Ahora que ya sabemos cómo generar un entorno de seguridad psicológica entre nuestros colaboradores, qué más podemos aportar para reconocer y evitar un posible burnout, y garantizar un clima de confianza en la clínica.
- Asegurarnos de que nuestro lugar de trabajo sea acogedor y seguro para todos, evitando situaciones de intimidación, acoso o discriminación por parte del propio equipo o de un cliente.
- Ofrecer vías de comunicación donde los equipos veterinarios puedan hablar o debatir de sus problemas personales o laborables, en un entorno de confidencialidad, sin temor a ser juzgados, donde los supervisores les brinden todo su apoyo.
- Crear horarios favorables. Los veterinarios sentimos la presión de estar disponibles 24/7. Si establecemos unos límites fomentando unos horarios que ayuden a la conciliación laboral y familiar, aportando un tiempo libre de mejor calidad, evitaremos agotamiento y estrés excesivo.
- Apoyo emocional: Los veterinarios también necesitamos esa figura que podemos definirla como el líder emocional.
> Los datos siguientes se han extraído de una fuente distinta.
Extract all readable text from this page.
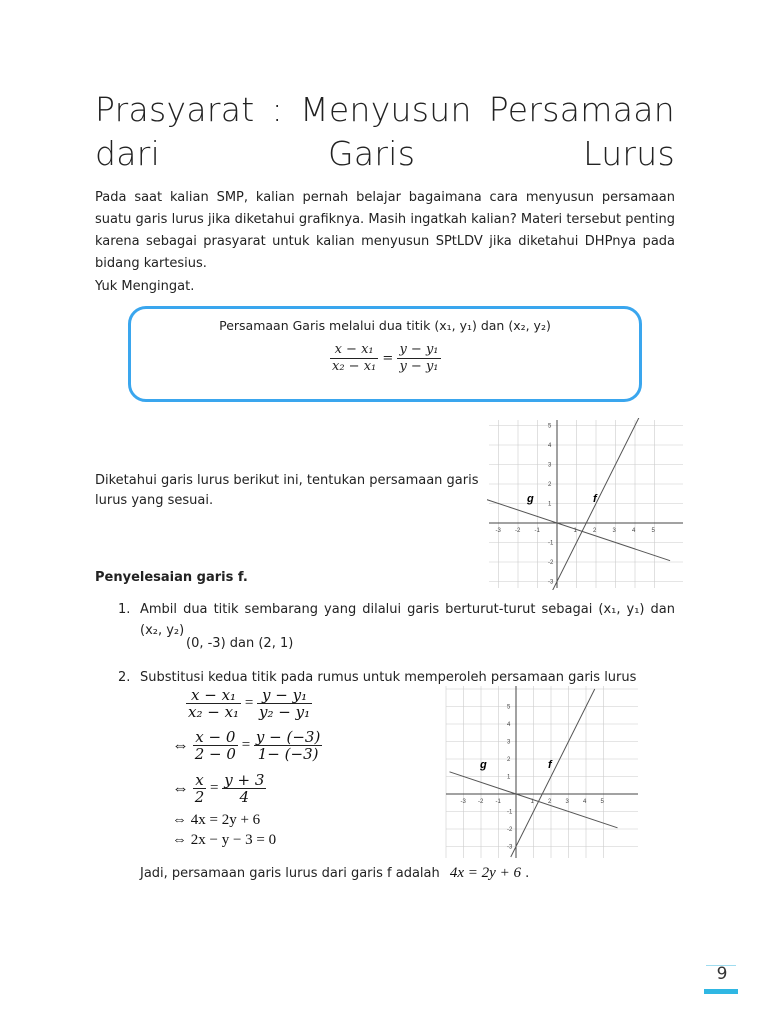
Prasyarat : Menyusun Persamaan
dari Garis Lurus
Pada saat kalian SMP, kalian pernah belajar bagaimana cara menyusun persamaan suatu garis lurus jika diketahui grafiknya. Masih ingatkah kalian? Materi tersebut penting karena sebagai prasyarat untuk kalian menyusun SPtLDV jika diketahui DHPnya pada bidang kartesius.
Yuk Mengingat.
Persamaan Garis melalui dua titik (x₁, y₁) dan (x₂, y₂)
$\frac{\text{x − x₁}}{\text{x₂ − x₁}} = \frac{\text{y − y₁}}{\text{y − y₁}}$
Diketahui garis lurus berikut ini, tentukan persamaan garis lurus yang sesuai.
-3 -2 -1	1	2	3	4	5
5
4
3
2
1
-1
-2
-3
g	f
Penyelesaian garis f.
1. Ambil dua titik sembarang yang dilalui garis berturut-turut sebagai (x₁, y₁) dan (x₂, y₂)
(0, -3) dan (2, 1)
2. Substitusi kedua titik pada rumus untuk memperoleh persamaan garis lurus
$\frac{\text{x − x₁}}{\text{x₂ − x₁}} = \frac{\text{y − y₁}}{\text{y₂ − y₁}}$
⇔ $\frac{x - 0}{2 - 0} = \frac{y - (-3)}{1- (-3)}$
⇔ $\frac{x}{2} = \frac{y + 3}{4}$
⇔ 4x = 2y + 6
⇔ 2x − y − 3 = 0
-3 -2 -1	1 2 3 4 5
5
4
3
2
1
-1
-2
-3
g	f
Jadi, persamaan garis lurus dari garis f adalah 4x = 2y + 6 .
9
Ese compañero, colega, amigo, mentor que nos muestra siempre ese apoyo emocional que nos ayuda afrontar desafíos y dificultades que nos encontramos en el día a día.
- Practicar la autocompasión: Los veterinarios solemos ser muy críticos con nosotros mismos, y sentirnos culpables y mal cuando algo no ha salido como esperábamos. Tratarnos con amabilidad, cariño y compasión nos ayuda a protegernos de esas críticas, a veces desmesurada, que puedan llegar por parte de nuestros clientes.
- Proporcionar recursos de autocuidado, del manejo del estrés como pueden ser técnicas de relajación, meditación, mindfulness… para mejorar el bienestar emocional.
- Buscar ayuda profesional: Los veterinarios constantemente estamos lidiando con enfermedades y patologías de nuestros pacientes. Eso hace que en muchas ocasiones pequemos de exceso de empatía con nuestros clientes. Un terapeuta que nos ayude o nos proporcione herramientas para mantener nuestra salud mental sana nos mantendrá estables y nos ayudará aun si cabe, a amar más nuestra profesión.
Construir un entorno donde todos nos sintamos seguros psicológicamente no es algo exigido por ley a los lideres, managers o empleadores, pero quienes cultivan ese entorno obtienen grandes beneficios personales y colectivos. No es algo que se construya en un día. Requiere de pequeños pasos. Pero la recompensa es tan grande que vale la pena poner esa primera piedra.
“No vive el que no vive seguro”. (Francisco de Quevedo).